近年、仕事によるストレス(業務による心理的負荷)が関係した労災請求が増えていますが、「ひどい嫌がらせ、いじめ、または暴行を受けた」ことにより「うつ病」を発病したとして認定された事例もあります。
通勤災害と認定されるもの
労災保険では、通勤中のケガや病気・死亡を「通勤災害」といいます。
通勤とは、次のような移動を、合理的な経路および方法で行うことを指します。
ここでいう「通勤」とは、事業主に報告している通勤経路と手段のことです。
私用でこの経路から外れたり、電車通勤と申告しているのに自転車で通勤したりして事故に遭った場合には通勤災害と認められません。
途中で寄り道をした場合は、どこに寄ったかなどによって、通勤として認められるかどうかが異なります。

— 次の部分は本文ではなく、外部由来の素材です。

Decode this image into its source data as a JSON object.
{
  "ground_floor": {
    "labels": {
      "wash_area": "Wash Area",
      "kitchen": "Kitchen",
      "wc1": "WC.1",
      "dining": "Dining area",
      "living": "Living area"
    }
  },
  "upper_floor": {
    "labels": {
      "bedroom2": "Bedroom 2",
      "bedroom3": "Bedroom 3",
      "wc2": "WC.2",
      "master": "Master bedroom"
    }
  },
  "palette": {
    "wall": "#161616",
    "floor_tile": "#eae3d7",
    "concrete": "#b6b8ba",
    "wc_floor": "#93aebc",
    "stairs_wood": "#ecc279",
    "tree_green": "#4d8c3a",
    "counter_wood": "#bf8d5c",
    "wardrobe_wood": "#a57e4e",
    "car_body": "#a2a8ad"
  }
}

例えば、通勤途中にコンビニエンスストアで日用品の買い物をした後、通常の通勤経路に戻った場合には通勤と認められますが、映画館に入り映画を観た場合やお酒を飲みに行った場合は認められません。
まとめ
労災保険では、このような業務災害や通勤災害が起きてしまった際に、被保険者に対して療養費用などの給付、また障害が残った場合などには年金の支払いが行われます。
労災保険から給付を受けるには、労働基準監督署に備え付けてある請求書を提出した後、労働基準監督署による調査が必要になります。
詳しく知りたい場合には、勤務先の担当部署や労働基準監督署に確認しましょう。